In an interview with Australian medical magazine Australian Doctor Professor Harris said a large proportion would have been over 50.
“It’s very difficult to change practice. [Doctors are] doing what has always traditionally been done and relying more on their own personal experience than on evidence provided by placebo controlled trials,” Professor Harris said.
“The truth is it’s easy to justify an arthroscopy for any patient who has a sore knee and a meniscus tear.”
“But the risk of over-treatment is immense with research showing 20-50% of people over 50 have a torn meniscus, though most don’t require intervention”, he said.
While the benefits appear minimal, orthopaedic surgeons warn that the risks of knee surgery are outweighed by potential harms including DVT, VTE, pulmonary embolism (blood clots on the lung) and infection,
Most recently, a meta-analysis of nine randomised trials published on 16 June 2015 in The British Medical Journal (BMJ)involving more than 1200 middle-aged and older patients with meniscal tears and/or osteoarthritis has found that arthroscopic surgery has a small but significant effect on pain that gradually disappears over one year.
The analysis showed pain relief lasts only 1—2 years, comparable to paracetamol, less effective than NSAIDs and of “markedly smaller” benefit than exercise therapy.
Arthroscopy in these patients results in only small improvements for pain, no benefit in physical function and carries the potential for harm.
The procedure is associated with six cases of VTE, four cases of symptomatic DVT, two cases of infection, one case of pulmonary embolism and one case of death per 1000 surgeries, according to the Danish and Swedish authors.
In an accompanying editorial Professor Andy Carr, an orthopaedic surgeon and director of the National Institute for Health Research musculoskeletal biomedical research unit at the University of Oxford, wrote, “Supporting or justifying a procedure with the potential for serious harm, even if this is rare, is difficult when that procedure offers patients no more benefit than a placebo.”

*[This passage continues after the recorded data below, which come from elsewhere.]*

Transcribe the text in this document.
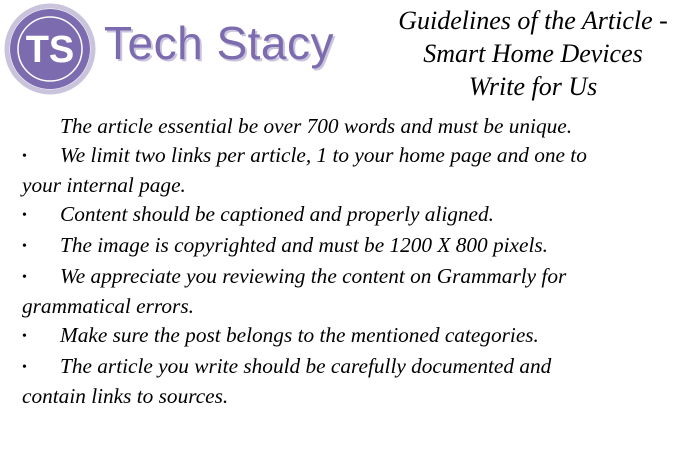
TS Tech Stacy	Guidelines of the Article -
Smart Home Devices
Write for Us

The article essential be over 700 words and must be unique.

• We limit two links per article, 1 to your home page and one to

your internal page.

• Content should be captioned and properly aligned.

• The image is copyrighted and must be 1200 X 800 pixels.

• We appreciate you reviewing the content on Grammarly for

grammatical errors.

• Make sure the post belongs to the mentioned categories.

• The article you write should be carefully documented and

contain links to sources.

The authors of the BMJ study suggest that the demand for arthroscopy is driven by the results of knee MRI scans, even though incidental findings of ‘degenerative’ lesions are also common among people without knee symptoms or osteoarthritis.
Melbourne rheumatologist Professor Rachelle Buchbinder agreed, telling Australian Doctor news journal, “There are some indications for arthroscopic knee surgery, but in people over the age of 40 with knee pain, osteoarthritis or degenerative meniscal tears, the majority [of surgeries] are unnecessary and probably causing more harm than good.”
Major international guidelines, including those from the Australian Orthopaedic Association, advise against arthroscopic debridement and/or lavage for osteoarthritis.
However, around 100,000 of these procedures are done annually, unnecessarily costing the healthcare system an estimated $500 million a year, according to estimates from Professor Hunter and colleagues at the university’s Institute of Bone and Joint Research.